To live is to suffer; to survive is to find meaning in the suffering. If there is a purpose in life at all, there must be some in agony. Even in man’s suffering, he is unique and alone in the universe. No one can relieve him of his suffering or suffer in his place. He who has a “why” to live for can bear almost any “how.”

Death deprives man of further satisfying his possibilities. The thought of death as an imminent possibility might serve to make life more meaningful. Learning to die is man’s last chance to realize his own value and time… his last chance to escape from the banality of everyday existence by recognizing his finitude before courageously facing up death’s lovely face.

Every being comes into the world with a God-given soul and essence which determine his very action; and from a knowledge of which his entire life history might be predicted. Man, by believing there’s an afterlife, affirms that everything he does in his lifetime of physical existence is not futile.
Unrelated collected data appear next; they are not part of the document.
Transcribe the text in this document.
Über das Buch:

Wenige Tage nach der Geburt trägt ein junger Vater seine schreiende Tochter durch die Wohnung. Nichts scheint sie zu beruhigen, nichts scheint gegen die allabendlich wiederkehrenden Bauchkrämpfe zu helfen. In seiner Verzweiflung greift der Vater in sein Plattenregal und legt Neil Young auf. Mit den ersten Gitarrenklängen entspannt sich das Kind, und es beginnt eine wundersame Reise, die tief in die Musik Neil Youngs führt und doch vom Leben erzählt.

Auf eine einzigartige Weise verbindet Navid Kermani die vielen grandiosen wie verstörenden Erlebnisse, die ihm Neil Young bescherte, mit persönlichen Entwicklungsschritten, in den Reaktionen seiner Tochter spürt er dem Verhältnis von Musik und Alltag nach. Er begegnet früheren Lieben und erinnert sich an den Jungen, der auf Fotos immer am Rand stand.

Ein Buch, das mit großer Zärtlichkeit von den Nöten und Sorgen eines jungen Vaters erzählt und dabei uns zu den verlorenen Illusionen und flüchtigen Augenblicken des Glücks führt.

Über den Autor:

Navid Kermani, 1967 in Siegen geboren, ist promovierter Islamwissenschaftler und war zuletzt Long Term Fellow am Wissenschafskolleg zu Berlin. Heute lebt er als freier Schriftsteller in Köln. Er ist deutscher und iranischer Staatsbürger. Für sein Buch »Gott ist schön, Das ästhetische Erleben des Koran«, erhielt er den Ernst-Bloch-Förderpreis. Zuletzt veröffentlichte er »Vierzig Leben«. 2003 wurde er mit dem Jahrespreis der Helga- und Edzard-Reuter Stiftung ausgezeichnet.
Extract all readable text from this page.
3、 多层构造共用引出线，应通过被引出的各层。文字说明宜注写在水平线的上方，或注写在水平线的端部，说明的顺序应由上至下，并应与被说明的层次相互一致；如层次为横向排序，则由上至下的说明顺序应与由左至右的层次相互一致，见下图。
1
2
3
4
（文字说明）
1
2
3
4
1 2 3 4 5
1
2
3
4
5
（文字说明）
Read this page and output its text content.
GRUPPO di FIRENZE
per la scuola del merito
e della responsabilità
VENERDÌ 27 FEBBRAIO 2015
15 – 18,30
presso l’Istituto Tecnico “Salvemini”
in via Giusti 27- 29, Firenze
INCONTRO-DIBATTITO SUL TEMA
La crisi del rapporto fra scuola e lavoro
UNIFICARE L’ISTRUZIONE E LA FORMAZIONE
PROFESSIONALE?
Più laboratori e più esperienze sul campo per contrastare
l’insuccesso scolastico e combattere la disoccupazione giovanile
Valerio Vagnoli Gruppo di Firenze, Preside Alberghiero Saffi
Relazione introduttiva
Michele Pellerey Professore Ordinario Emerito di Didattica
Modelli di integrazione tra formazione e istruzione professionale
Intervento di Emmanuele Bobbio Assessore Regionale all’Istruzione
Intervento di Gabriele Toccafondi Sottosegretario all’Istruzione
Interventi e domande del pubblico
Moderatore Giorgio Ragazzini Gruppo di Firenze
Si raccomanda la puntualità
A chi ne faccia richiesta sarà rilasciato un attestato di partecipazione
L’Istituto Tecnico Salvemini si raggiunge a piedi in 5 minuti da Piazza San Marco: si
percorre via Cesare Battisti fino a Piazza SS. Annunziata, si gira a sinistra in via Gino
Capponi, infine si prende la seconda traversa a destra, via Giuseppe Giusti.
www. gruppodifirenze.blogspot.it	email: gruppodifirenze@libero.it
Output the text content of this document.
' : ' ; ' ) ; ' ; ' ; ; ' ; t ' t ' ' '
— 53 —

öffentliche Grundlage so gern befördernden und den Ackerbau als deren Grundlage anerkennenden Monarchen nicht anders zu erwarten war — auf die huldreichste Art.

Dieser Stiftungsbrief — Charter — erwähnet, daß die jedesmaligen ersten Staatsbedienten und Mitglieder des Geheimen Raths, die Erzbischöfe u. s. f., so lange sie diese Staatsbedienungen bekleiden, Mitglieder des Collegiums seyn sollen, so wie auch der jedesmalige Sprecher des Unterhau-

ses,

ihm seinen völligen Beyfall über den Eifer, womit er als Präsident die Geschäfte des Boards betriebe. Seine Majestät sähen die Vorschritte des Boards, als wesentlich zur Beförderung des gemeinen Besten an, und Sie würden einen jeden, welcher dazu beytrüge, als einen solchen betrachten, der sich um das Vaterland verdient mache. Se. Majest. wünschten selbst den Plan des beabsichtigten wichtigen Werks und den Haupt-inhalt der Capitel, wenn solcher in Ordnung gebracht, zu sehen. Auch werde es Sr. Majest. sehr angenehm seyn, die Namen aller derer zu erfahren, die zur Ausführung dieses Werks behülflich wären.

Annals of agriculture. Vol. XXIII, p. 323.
It is impossible to define the meaning of life in a universal way. The search for meaning is an exploration of the possible capacities of the mind and ideas which can most effectively be realized through right actions, behaviors and attitudes. Human life under any circumstances never ceases to have meaning. This meaning fills man’s “existential vacuum.” Significantly, man will give meaning to his life based on his own conscious existence and freedom inherent to his being as evidenced by the choices he has made and will make in the entire course of his life. The road may be long but surely it will end. And that meaning he searches for all his life may be just somewhere along the way…


I found this essay I wrote way way back in college, one Sunday morning. My nose is bleeding.

October 19, 2007

My Life Story


Dad grew up in the mountains while mom spent her childhood by the sea. They met in the city, fell in love and had me, unfortunately, during this supposed-to-be not so romantic process. “You were raised quite differently from us,” they would often tell me. Well, what my dad really wanted to say was “Dud you’re lucky you didn’t have to walk five kilometers just to get to school, and only have a coconut for lunch.” Anyhow, I turned out quite very independent… had horns until I turned eight but retained a skull as hard as my surname until now. No doubt my brother would then call me “Pontius Pilate” whenever we entangle in a brawl.

When I was in high school, I remember mom ordering my sister to pray for the salvation of my soul because they couldn’t yank me to go with them to the church. I got a sermon when she found out in PTA meeting that I will be graduating on top of my class “Every parent in the meeting knew their child’s academic ranking except me.” I thought she was really going to shake me by my collar for intentionally hiding the notice.

Even on my college graduation, they didn’t have an inkling that I’ll be graduating cum laude. They only found out minutes before the grand march. “You should accompany me when I get my diploma,” I said. “Why? We though only parents of students graduating with honors can…” and dat dat dat. Reading from their reactions, I’m not sure if they’re going to:
a.) congratulate or hug while congratulating me.
b.) give me another long killing-me-softly sermon despite the crowd.
c.) drag me by my ear or both my ears, or worse by my brand new barong to the nearest corner and have a friendly “What is this again?” chit chat.

And so before I could find out, I hurried off to my seat. Medal means less to me. I’m not as brilliant as Einstein or Dexter. I’m content as long as I can make someone smile, and knowing that even for once, yah just for even a moment in this lifetime, my parents really, truly, obligingly loved me, unconditionally.